Das ist die erste Mahlzeit, in der die Kätzchen entscheiden, wie viel sie zu sich nehmen. Kolumbus liegt mit einem Kugelbauch in der Ecke. Auch Captain Sparrow scheint sich etwas zu viel zugemutet zu haben. Die beiden anderen sehen normal aus. Ich bin mal gespannt, wie lange diese Mahlzeit im Vergleich zur üblichen Milchmahlzeit vorhält.
Die Zeit kann ich nutzen, um beim Autoteile-Händler die Bremsscheiben zu besorgen. In den ersten vier Läden lande ich keine Treffer, im fünften und hochpreisigsten Laden finde ich die Scheiben endlich. Da hätte ich auch gleich zu Toyota fahren können. Ich vereinbare mit Edward, dass wir die Bremsscheiben am Folgetag tauschen.
Gesagt, getan. Mein Wagen steht in der improvisierten Werkstatt und Edward nimmt gerade den Steuerbord-Bugreifen ab. Ich habe die neue Scheibe schon griffbereit. Eine Minute später ist die alte Scheibe demontiert. Sie schreit geradezu danach, ersetzt zu werden.
Edward nimmt die neue Scheibe und will sie auf die Achse stecken. Er flucht. Ich sehe das Desaster und fluche mit. Die neue Scheibe hat zwei Zentimeter mehr Durchmesser. Wie bitte? Ich habe doch beim Einkauf darauf geachtet, dass ich die Scheiben zum richtigen Baujahr kaufe. Die Quittung für den Kauf ist auch schon irgendwo im Müll gelandet. Ich fahre zurück zum Teilehändler und reklamiere. Nach einem Gespräch mit dem Manager ist es möglich, die Scheiben zurück zu geben und mir wird eine Ersatzquittung ausgedruckt. Natürlich kann ich die passenden Scheiben nicht mitnehmen, denn sie sind nicht auf Lager. Sie werden bestellt und haben eine Woche Lieferzeit. Okay, damit kann ich leben.

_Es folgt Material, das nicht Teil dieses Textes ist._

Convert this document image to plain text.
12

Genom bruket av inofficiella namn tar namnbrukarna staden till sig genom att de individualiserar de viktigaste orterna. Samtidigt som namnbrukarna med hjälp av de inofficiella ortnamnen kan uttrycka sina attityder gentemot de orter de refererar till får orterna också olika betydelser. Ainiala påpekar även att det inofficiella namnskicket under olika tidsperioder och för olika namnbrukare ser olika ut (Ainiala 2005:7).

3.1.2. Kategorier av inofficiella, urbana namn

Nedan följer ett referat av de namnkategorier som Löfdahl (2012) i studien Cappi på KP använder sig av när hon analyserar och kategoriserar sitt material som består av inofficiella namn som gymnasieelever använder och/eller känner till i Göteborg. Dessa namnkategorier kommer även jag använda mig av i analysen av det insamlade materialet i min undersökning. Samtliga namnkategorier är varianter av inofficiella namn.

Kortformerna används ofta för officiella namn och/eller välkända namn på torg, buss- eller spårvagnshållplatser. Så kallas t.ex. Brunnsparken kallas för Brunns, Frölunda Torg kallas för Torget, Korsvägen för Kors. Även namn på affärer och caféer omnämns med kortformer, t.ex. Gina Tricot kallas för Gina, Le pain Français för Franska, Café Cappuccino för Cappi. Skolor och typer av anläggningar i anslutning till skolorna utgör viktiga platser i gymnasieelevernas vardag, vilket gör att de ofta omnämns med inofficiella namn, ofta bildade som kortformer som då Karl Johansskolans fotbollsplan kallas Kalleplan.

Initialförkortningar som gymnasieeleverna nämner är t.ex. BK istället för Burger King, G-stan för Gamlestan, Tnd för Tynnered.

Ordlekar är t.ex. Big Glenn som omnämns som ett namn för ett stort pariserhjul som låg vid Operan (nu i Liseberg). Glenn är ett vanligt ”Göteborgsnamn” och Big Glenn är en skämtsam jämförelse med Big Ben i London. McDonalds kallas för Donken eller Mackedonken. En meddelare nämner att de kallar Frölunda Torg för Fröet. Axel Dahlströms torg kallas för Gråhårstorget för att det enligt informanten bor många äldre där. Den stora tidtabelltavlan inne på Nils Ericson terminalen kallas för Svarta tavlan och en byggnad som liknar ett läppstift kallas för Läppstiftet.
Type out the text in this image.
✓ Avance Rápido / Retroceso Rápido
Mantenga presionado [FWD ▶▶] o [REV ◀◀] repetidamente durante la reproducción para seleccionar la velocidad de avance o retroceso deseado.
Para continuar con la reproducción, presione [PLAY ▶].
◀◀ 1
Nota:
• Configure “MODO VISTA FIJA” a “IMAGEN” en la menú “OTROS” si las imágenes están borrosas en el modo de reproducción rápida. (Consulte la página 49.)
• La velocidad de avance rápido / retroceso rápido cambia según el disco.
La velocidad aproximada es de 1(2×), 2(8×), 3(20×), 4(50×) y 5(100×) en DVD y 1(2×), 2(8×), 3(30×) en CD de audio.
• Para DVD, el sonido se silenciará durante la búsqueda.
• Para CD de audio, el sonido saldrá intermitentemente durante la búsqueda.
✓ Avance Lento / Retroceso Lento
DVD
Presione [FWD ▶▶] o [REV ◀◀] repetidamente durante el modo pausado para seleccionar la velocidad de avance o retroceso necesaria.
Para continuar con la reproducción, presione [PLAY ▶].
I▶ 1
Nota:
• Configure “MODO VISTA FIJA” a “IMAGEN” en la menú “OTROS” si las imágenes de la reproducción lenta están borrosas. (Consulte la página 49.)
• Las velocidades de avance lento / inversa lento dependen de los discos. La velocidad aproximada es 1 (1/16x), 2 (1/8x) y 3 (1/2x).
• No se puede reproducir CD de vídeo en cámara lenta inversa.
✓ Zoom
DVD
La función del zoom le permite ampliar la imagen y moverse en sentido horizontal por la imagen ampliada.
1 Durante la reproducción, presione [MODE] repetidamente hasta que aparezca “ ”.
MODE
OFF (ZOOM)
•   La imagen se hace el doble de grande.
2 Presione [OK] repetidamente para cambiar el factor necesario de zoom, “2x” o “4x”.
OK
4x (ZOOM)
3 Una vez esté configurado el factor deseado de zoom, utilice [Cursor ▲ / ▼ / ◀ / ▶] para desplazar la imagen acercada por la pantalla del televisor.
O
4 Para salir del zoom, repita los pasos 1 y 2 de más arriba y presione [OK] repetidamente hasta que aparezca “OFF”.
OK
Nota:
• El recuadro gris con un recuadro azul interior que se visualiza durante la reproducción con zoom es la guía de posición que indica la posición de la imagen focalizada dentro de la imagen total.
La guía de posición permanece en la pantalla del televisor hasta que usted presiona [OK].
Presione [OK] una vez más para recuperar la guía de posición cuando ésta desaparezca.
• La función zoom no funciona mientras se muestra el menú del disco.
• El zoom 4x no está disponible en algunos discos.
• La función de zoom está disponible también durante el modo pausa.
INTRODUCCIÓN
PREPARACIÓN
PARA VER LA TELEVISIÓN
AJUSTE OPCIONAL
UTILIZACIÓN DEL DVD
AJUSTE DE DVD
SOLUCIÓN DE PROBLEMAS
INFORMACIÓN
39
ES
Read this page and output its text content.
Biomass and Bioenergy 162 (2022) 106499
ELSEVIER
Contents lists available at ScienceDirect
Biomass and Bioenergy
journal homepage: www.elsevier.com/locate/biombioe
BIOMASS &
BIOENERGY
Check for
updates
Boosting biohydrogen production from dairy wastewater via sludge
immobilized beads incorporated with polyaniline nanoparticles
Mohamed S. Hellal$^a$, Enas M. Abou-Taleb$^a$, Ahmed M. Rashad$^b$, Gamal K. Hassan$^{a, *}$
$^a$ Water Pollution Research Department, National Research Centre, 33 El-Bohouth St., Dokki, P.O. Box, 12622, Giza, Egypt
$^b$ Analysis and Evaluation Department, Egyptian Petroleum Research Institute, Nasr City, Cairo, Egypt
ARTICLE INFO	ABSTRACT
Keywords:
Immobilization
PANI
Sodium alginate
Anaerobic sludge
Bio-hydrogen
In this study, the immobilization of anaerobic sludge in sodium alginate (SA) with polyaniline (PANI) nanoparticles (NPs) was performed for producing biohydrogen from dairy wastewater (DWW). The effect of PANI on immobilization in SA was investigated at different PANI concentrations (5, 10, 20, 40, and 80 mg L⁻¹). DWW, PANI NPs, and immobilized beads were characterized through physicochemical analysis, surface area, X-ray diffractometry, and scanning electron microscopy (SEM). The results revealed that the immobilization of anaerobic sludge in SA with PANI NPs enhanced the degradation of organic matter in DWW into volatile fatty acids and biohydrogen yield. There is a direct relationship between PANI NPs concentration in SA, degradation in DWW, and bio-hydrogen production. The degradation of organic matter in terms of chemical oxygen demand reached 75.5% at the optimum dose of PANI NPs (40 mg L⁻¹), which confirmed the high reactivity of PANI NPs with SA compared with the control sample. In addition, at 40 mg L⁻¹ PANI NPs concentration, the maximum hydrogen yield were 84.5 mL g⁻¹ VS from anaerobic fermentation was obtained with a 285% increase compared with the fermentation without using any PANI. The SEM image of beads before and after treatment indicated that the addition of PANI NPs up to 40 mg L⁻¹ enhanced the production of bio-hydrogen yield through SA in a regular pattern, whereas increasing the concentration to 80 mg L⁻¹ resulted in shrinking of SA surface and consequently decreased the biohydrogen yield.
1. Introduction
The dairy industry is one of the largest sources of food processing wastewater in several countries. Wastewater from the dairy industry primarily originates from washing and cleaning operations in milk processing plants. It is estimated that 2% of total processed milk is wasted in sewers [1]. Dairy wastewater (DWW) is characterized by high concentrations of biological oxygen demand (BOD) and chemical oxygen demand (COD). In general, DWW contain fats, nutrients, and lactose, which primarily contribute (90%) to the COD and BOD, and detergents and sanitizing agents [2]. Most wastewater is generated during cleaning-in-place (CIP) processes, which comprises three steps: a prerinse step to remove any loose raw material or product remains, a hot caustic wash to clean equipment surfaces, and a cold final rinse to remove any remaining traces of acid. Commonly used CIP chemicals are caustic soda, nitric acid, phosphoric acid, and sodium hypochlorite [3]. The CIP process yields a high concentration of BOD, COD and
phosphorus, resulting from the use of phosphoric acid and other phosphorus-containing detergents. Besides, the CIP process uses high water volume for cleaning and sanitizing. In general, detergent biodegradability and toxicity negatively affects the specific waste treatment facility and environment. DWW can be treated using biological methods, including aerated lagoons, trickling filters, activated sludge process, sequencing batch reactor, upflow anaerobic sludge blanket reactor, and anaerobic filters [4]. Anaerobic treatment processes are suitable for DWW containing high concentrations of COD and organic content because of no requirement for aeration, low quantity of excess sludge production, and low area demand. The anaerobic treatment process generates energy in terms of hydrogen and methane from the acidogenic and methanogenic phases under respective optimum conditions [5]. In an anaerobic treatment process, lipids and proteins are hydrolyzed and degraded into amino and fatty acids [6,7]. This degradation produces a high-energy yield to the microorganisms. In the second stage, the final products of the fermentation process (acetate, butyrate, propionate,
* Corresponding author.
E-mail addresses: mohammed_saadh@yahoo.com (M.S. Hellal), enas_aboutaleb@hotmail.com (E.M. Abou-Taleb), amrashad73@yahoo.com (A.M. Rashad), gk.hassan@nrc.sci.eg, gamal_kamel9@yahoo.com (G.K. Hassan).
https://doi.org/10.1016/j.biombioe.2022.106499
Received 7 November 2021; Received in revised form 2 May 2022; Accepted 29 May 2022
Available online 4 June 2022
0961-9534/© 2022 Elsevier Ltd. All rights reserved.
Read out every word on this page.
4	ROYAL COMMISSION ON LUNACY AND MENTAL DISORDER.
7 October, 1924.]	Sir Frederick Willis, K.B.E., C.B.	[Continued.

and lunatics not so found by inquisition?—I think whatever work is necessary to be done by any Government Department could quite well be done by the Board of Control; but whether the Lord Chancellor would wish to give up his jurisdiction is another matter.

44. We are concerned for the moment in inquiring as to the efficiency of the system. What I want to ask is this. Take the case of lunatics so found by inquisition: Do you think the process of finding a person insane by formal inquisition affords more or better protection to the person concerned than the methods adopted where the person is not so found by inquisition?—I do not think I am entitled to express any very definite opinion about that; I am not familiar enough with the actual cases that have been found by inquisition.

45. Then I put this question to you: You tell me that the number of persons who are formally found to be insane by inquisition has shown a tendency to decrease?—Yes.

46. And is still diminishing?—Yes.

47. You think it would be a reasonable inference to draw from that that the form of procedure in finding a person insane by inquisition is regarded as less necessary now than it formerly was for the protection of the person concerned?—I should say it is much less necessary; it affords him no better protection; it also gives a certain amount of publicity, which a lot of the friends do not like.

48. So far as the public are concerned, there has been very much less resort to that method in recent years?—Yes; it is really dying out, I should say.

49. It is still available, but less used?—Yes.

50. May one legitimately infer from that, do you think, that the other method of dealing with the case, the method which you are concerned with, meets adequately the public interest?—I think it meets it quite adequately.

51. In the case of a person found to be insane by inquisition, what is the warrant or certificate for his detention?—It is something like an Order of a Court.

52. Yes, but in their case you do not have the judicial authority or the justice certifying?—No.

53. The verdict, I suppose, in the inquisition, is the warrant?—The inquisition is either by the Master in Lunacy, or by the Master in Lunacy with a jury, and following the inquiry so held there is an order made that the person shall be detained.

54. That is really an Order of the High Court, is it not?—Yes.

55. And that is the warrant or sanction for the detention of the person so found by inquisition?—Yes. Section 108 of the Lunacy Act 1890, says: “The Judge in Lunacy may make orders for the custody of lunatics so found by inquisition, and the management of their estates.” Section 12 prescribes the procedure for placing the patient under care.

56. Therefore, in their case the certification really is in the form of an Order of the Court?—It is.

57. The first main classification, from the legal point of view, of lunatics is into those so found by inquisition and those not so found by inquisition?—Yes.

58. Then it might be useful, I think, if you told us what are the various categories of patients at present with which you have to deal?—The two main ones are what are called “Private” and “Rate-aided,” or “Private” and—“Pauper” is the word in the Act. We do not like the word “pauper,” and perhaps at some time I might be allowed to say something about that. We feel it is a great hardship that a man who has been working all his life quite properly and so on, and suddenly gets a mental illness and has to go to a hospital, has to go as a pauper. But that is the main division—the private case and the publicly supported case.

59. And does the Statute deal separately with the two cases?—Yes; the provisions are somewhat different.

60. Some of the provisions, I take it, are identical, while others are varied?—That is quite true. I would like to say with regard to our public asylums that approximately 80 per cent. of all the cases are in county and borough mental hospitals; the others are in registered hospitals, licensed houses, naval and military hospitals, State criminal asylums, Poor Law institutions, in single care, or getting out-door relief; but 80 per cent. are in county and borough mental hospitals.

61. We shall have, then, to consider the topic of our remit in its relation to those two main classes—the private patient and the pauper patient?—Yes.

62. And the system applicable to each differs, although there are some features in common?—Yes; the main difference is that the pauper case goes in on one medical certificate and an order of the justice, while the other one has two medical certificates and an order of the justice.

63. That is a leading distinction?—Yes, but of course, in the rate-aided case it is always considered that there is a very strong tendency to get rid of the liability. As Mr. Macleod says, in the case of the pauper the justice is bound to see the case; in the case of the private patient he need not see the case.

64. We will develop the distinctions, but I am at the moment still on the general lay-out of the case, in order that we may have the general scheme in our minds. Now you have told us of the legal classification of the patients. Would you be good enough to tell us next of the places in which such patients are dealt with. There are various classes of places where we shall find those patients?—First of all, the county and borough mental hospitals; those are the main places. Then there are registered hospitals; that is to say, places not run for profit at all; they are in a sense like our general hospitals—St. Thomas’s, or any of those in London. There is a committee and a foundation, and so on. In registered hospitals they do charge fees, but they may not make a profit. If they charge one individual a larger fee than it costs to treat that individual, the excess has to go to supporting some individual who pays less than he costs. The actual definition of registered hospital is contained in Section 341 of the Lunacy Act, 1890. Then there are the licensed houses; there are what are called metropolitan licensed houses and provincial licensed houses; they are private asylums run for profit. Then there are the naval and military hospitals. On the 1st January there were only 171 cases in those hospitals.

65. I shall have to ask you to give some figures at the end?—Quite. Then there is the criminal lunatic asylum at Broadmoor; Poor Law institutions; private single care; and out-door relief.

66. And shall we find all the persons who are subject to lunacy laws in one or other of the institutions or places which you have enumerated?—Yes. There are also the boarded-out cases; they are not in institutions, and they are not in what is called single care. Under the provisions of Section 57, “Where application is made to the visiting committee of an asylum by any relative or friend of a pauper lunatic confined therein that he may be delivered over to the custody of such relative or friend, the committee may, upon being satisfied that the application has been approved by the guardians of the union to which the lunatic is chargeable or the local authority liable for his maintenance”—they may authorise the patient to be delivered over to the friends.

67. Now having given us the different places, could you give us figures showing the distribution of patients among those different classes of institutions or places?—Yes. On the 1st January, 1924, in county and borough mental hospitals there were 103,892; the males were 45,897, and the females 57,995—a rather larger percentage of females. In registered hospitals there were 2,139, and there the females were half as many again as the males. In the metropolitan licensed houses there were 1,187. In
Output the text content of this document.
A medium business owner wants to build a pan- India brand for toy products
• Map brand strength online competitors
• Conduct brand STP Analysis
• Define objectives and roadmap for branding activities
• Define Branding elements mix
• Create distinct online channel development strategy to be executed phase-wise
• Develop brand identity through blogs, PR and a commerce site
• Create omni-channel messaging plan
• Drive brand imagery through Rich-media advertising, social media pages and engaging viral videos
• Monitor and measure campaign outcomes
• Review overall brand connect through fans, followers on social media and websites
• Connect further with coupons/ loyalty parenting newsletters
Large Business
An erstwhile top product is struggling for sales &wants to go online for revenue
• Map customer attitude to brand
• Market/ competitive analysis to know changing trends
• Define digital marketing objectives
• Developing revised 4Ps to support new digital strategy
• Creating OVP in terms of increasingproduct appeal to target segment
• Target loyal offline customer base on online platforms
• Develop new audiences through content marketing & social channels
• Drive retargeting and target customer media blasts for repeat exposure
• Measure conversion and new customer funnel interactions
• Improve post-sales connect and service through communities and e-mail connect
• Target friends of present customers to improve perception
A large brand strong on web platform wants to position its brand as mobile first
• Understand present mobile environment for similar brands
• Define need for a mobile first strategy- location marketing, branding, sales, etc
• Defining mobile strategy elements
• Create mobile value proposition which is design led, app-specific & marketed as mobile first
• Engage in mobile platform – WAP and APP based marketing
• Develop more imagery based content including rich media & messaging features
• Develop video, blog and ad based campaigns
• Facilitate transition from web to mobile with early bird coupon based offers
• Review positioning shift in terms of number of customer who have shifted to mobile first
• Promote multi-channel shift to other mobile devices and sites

Wie konnte es zu diesem Problem kommen? Ganz einfach, ich würde die Ursache „Aruba“ nennen. Auf die Frage nach dem Baujahr habe ich mit 2002 geantwortet, wie es auch in den Fahrzeugpapieren steht. Das Problem ist, dass die Fahrzeugpapiere in Aruba gemacht worden sind. Nach Eingabe der Fahrzeugnummer im Computer des Autoteile-Händlers erscheint als Baujahr plötzlich 1999. Warum das drei Jahre jünger wurde, kann mir niemand so recht erklären. Wahrscheinlich hat das Fahrzeug drei Jahre gebraucht, um aus Japan nach Aruba zu kommen und erstmals zugelassen zu werden. Für das Baujahr 1999 gibt es übrigens unterschiedliche Scheibengrößen – mit und ohne ABS.
Und wieder einmal habe ich trotz tigerbedingter Störungen einen Beitrag fertig geschrieben. Ich bin stolz. Jetzt darf ich die Tiger mal wieder waschen. Mit dem Waschlappen. Das Baden im Futter ist nicht gut für das Fell.